Like, for another example, when running this company: my drive to learn how to do it well, is my dominion; whether it survives or not, is not. Make its survival entirely my domain, and I’m a wreck. Wrecks can’t run companies.
So, what’s the ‘secret’ of real confidence?
Confidence, real confidence, is vulnerable. It’s standing in the firm presence of the unknown, and knowing you must stand there. Accepting what I cannot control, feels vulnerable. Maggie watching her patient make bad choices in spite of her warnings, is vulnerable. Letting this company have its own destiny, but running it anyway, feels excruciatingly vulnerable. Knowing nothing about consulting people because you used to be an accountant, and doing it anyway, is vulnerable.

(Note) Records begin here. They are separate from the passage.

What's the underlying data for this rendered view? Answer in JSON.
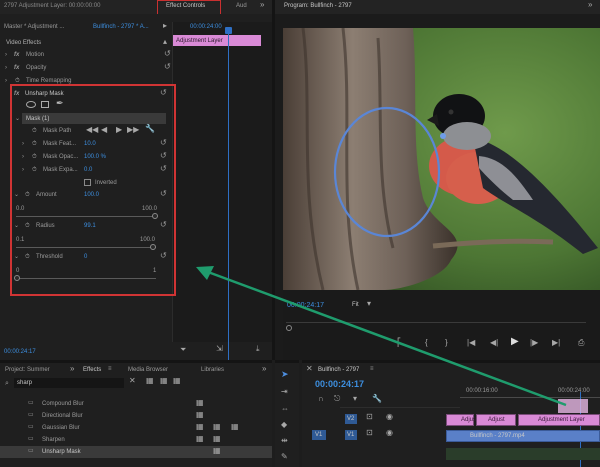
{
  "tabs": {
    "panel_prefix": "2797 Adjustment Layer: 00:00:00:00",
    "effect_controls": "Effect Controls",
    "audio": "Aud",
    "program": "Program: Bullfinch - 2797"
  },
  "ec_header": {
    "master": "Master * Adjustment ...",
    "sequence": "Bullfinch - 2797 * A...",
    "timecode": "00:00:24:00",
    "layer_label": "Adjustment Layer"
  },
  "effects_tree": {
    "video_effects": "Video Effects",
    "motion": "Motion",
    "opacity": "Opacity",
    "time_remapping": "Time Remapping",
    "unsharp_mask": "Unsharp Mask",
    "mask_name": "Mask (1)",
    "mask_path": "Mask Path",
    "mask_feather": "Mask Feat...",
    "mask_feather_value": "10.0",
    "mask_opacity": "Mask Opac...",
    "mask_opacity_value": "100.0 %",
    "mask_expansion": "Mask Expa...",
    "mask_expansion_value": "0.0",
    "inverted": "Inverted",
    "amount": "Amount",
    "amount_value": "100.0",
    "amount_min": "0.0",
    "amount_max": "100.0",
    "radius": "Radius",
    "radius_value": "99.1",
    "radius_min": "0.1",
    "radius_max": "100.0",
    "threshold": "Threshold",
    "threshold_value": "0",
    "threshold_min": "0",
    "threshold_max": "1"
  },
  "ec_footer_timecode": "00:00:24:17",
  "monitor": {
    "timecode": "00:00:24:17",
    "fit": "Fit"
  },
  "lower_tabs": {
    "project": "Project: Summer",
    "effects": "Effects",
    "media_browser": "Media Browser",
    "libraries": "Libraries"
  },
  "effects_search": "sharp",
  "effects_list": [
    "Compound Blur",
    "Directional Blur",
    "Gaussian Blur",
    "Sharpen",
    "Unsharp Mask"
  ],
  "sequence": {
    "title": "Bullfinch - 2797",
    "timecode": "00:00:24:17",
    "ruler": [
      "00:00:16:00",
      "00:00:24:00"
    ],
    "track_v1": "V1",
    "track_v2": "V2",
    "clip_adjustment": "Adjustment Layer",
    "clip_adjust_short": "Adjust",
    "clip_adjust_short2": "Adjust",
    "clip_footage": "Bullfinch - 2797.mp4"
  }
}
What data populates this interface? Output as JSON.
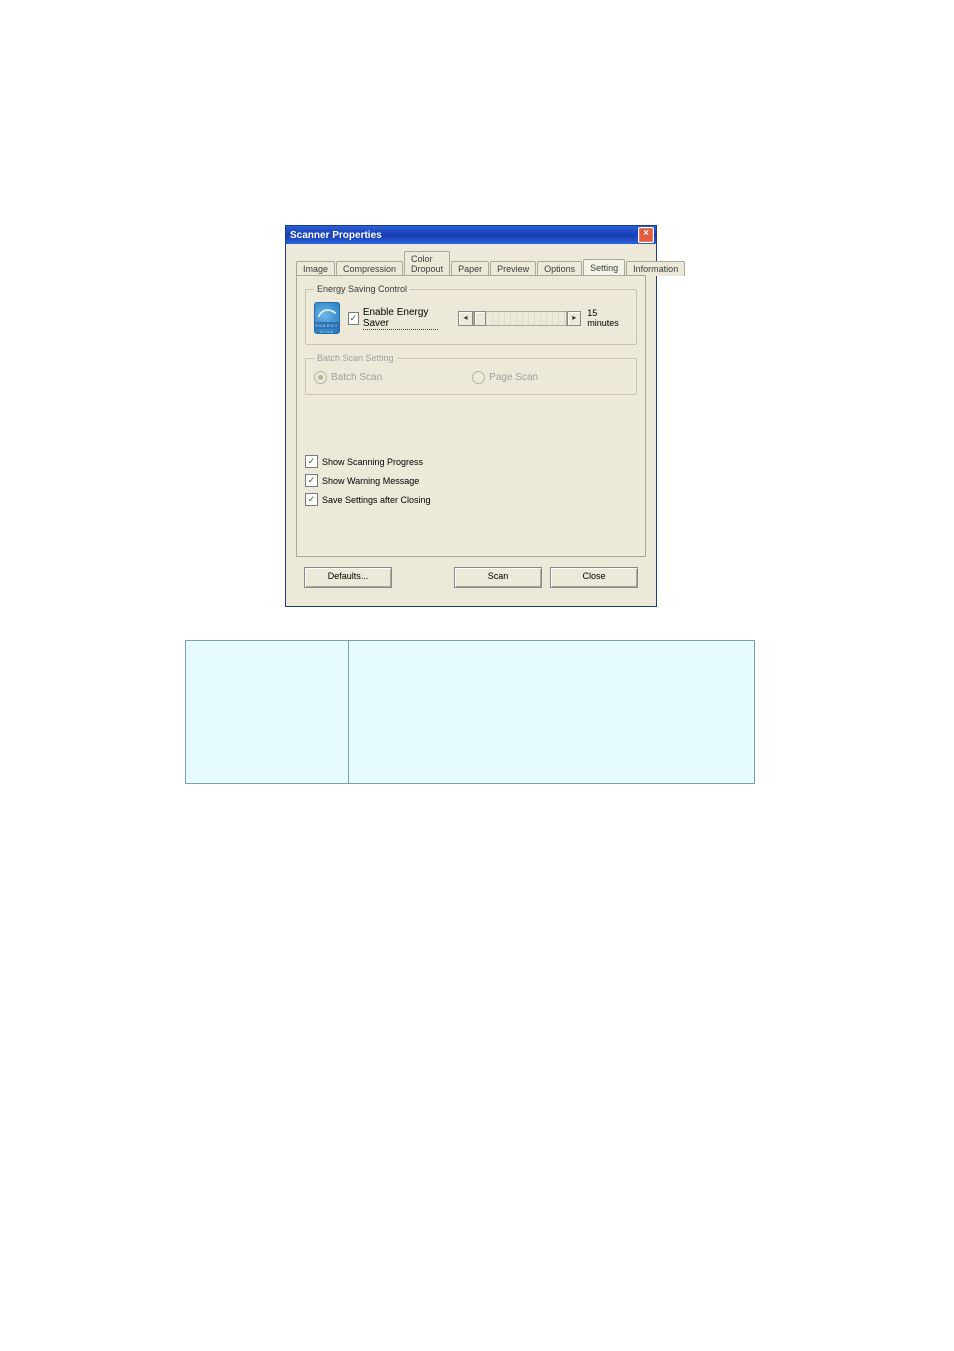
{
  "dialog": {
    "title": "Scanner Properties",
    "close_glyph": "×",
    "tabs": {
      "image": "Image",
      "compression": "Compression",
      "color_dropout": "Color Dropout",
      "paper": "Paper",
      "preview": "Preview",
      "options": "Options",
      "setting": "Setting",
      "information": "Information"
    },
    "energy_saving": {
      "legend": "Energy Saving Control",
      "enable_label": "Enable Energy Saver",
      "logo_text": "ENERGY STAR",
      "slider_value": "15 minutes"
    },
    "batch_scan": {
      "legend": "Batch Scan Setting",
      "batch_label": "Batch Scan",
      "page_label": "Page Scan"
    },
    "checks": {
      "show_progress": "Show Scanning Progress",
      "show_warning": "Show Warning Message",
      "save_settings": "Save Settings after Closing"
    },
    "buttons": {
      "defaults": "Defaults...",
      "scan": "Scan",
      "close": "Close"
    }
  },
  "table": {
    "cell_1": "",
    "cell_2": ""
  }
}
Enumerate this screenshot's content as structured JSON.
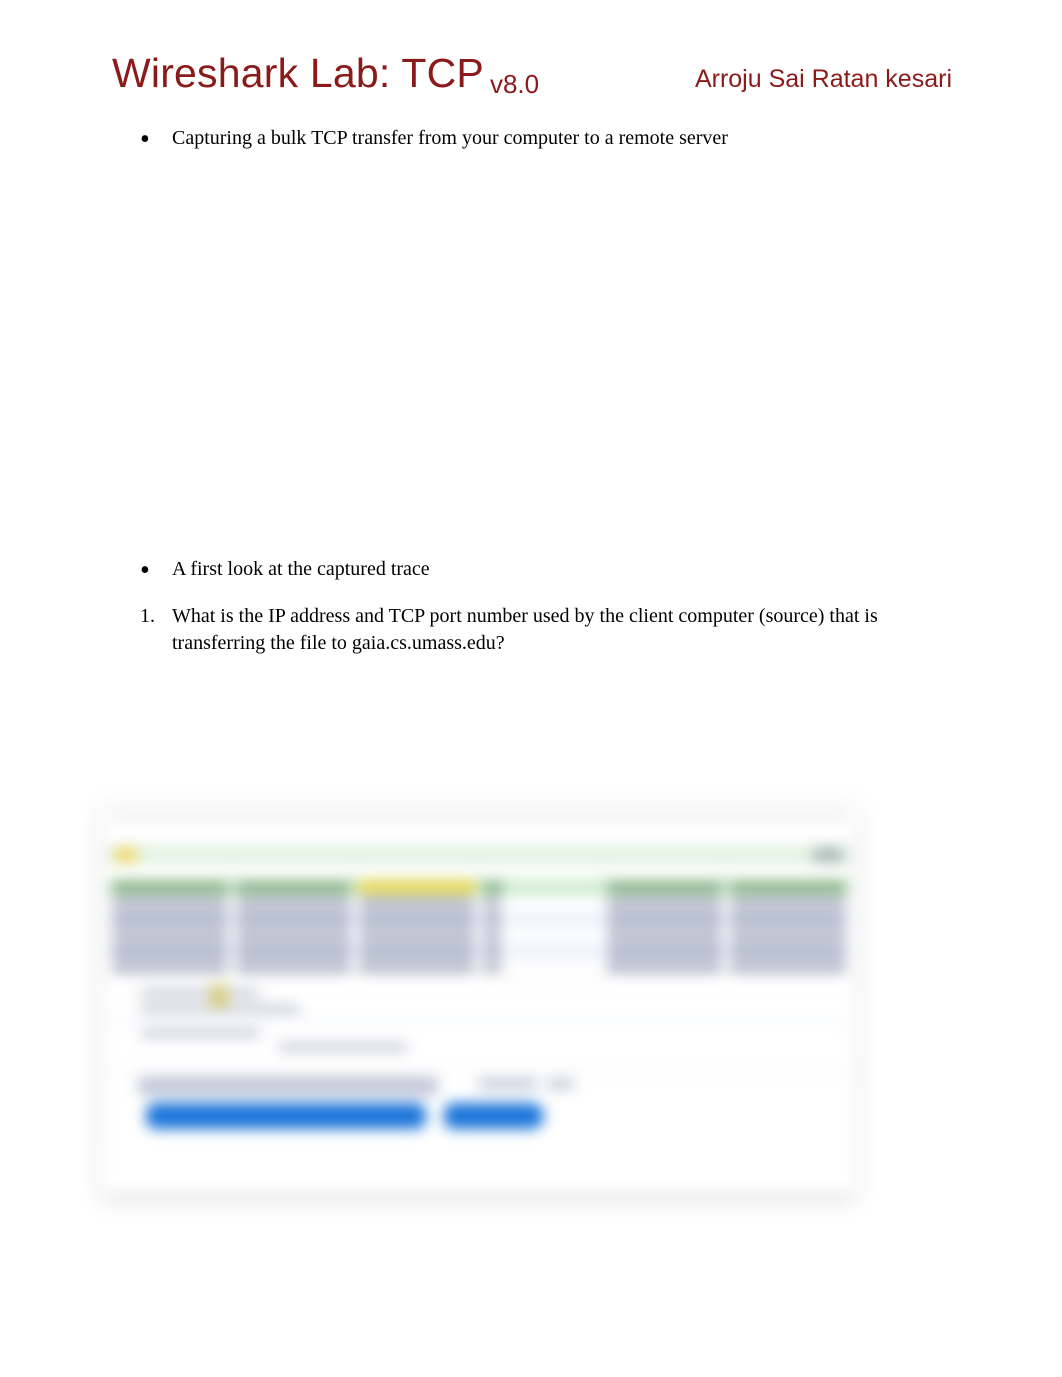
{
  "header": {
    "title": "Wireshark Lab:  TCP",
    "version": "v8.0",
    "author": "Arroju Sai Ratan kesari"
  },
  "bullets": {
    "b1": "Capturing a bulk TCP transfer from your computer to a remote server",
    "b2": " A first look at the captured trace"
  },
  "questions": {
    "q1_num": "1.",
    "q1": "What is the IP address and TCP port number used by the client computer (source) that is transferring the file to gaia.cs.umass.edu?"
  }
}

Vulnerability scares people. They parade around with mock confidence to mask how terrified it makes them feel. We’re not allowed to be vulnerable. We’re meant to have it all together. We’re meant to have all the answers. We’re meant to control all the outcomes. We’re meant to leap over buildings in a single bound.
But this is humanly impossible. So if we accept that we only have limited dominion over what is really and truly ‘ours’, then vulnerability is a very honest response inside true confidence.

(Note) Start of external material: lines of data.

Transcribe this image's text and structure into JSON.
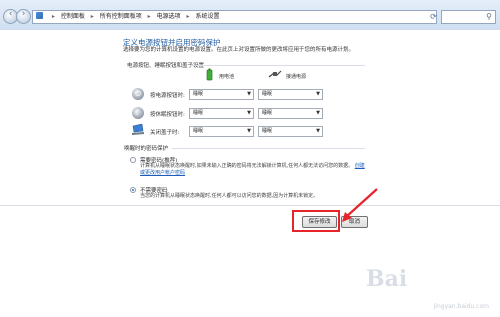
{
  "window": {
    "breadcrumb": [
      "控制面板",
      "所有控制面板项",
      "电源选项",
      "系统设置"
    ],
    "search_placeholder": ""
  },
  "page": {
    "title": "定义电源按钮并启用密码保护",
    "intro": "选择要为您的计算机设置的电源设置。在此页上对设置所做的更改将应用于您的所有电源计划。"
  },
  "power_buttons": {
    "heading": "电源按钮、睡眠按钮和盖子设置",
    "columns": [
      "用电池",
      "接通电源"
    ],
    "rows": [
      {
        "label": "按电源按钮时:",
        "battery": "睡眠",
        "plugged": "睡眠",
        "icon": "power-icon"
      },
      {
        "label": "按休眠按钮时:",
        "battery": "睡眠",
        "plugged": "睡眠",
        "icon": "sleep-icon"
      },
      {
        "label": "关闭盖子时:",
        "battery": "睡眠",
        "plugged": "睡眠",
        "icon": "lid-icon"
      }
    ]
  },
  "wake_password": {
    "heading": "唤醒时的密码保护",
    "options": [
      {
        "title": "需要密码(推荐)",
        "desc": "计算机从睡眠状态唤醒时,如果未输入正确的密码将无法解锁计算机,任何人都无法访问您的数据。",
        "link": "创建或更改用户帐户密码",
        "selected": false
      },
      {
        "title": "不需要密码",
        "desc": "当您的计算机从睡眠状态唤醒时,任何人都可以访问您的数据,因为计算机未锁定。",
        "link": "",
        "selected": true
      }
    ]
  },
  "footer": {
    "save": "保存修改",
    "cancel": "取消"
  },
  "watermark": {
    "logo": "Bai",
    "text": "jingyan.baidu.com"
  },
  "colors": {
    "highlight": "#e8242b",
    "title": "#1e5aa0",
    "link": "#1a5cb8"
  }
}
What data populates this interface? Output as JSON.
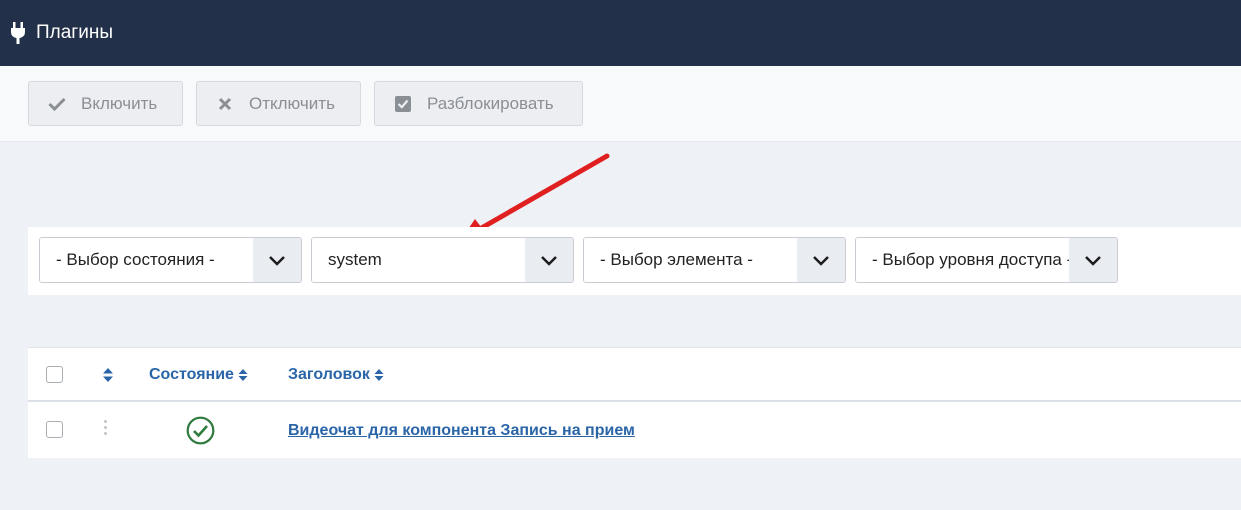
{
  "header": {
    "title": "Плагины",
    "icon": "plug-icon"
  },
  "toolbar": {
    "enable_label": "Включить",
    "disable_label": "Отключить",
    "unlock_label": "Разблокировать"
  },
  "filters": {
    "state": "- Выбор состояния -",
    "folder": "system",
    "element": "- Выбор элемента -",
    "access": "- Выбор уровня доступа -"
  },
  "table": {
    "headers": {
      "state": "Состояние",
      "title": "Заголовок"
    },
    "rows": [
      {
        "state": "enabled",
        "title": "Видеочат для компонента Запись на прием"
      }
    ]
  },
  "colors": {
    "header_bg": "#223049",
    "link": "#2a65a8",
    "annotation_arrow": "#e02020",
    "enabled_check": "#2f7a3e"
  }
}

Here’s another secret to confidence. Being open, and being willing to make mistakes (and a lot of them). It’s being receptive, and being curious. Which brings us back to being vulnerable.
And here’s the last secret to confidence. Faith. Confidence comes from the Latin root confidere—‘with faith’ or ‘with trust’. Notice that it does not mean trust ‘in something’ as in ‘trust in your capacities’, or ‘faith in your hot looks’, or ‘trust in your brain power’. Just plain old ‘with faith’, and nothing else added. No cape, no gold wristbands. Just you, standing there, with trust.
I have a dear friend and mentor who has been successfully consulting Fortune 500 companies for decades. I asked him how he does his work, and how he manages to feel so confident in such unpredictable high stakes circumstances. A bigger than life Italian from Boston, his Catholic roots support him. “Before every workshop, or before any big meeting, I say a prayer.” he replied. “I ask only that I be of service to the greater good. And when I’ve done that, I know everything will work out just as it is supposed to.” Looking at me with a sparkle in his eye, he finished, “I just trust.”
Confidence is a way of being invites you to tap into a much more feminine sense of power, one that leans into the unknown. It’s more about presence than about prowess. And it’s more about befriending the free-fall, not having a net.
In fact, if you take just a moment right now you can even get a visceral sense of confidence. Just be present, still and quiet. Imagine you standing inside your domain, or your dominion. Just imagine it circling around you like a sense of all that you are. Then, lean into some sense of trust…and let go. That feeling you get in your body when you do all that…is confidence.
My father was quite a famous academic and public speaker. I asked him many years ago how he became so confident up there at the podium.
“I’m not confident,” he exclaimed, “I’m terrified! I never know what I’m going to say, or even if it will come out right.”
“But,” said I, “You don’t look terrified; you give terrific talks. How do you do that?”
“I just know,” he said, after a long quiet pause, “ that for reasons I’ll never understand, I’m supposed to be up there.”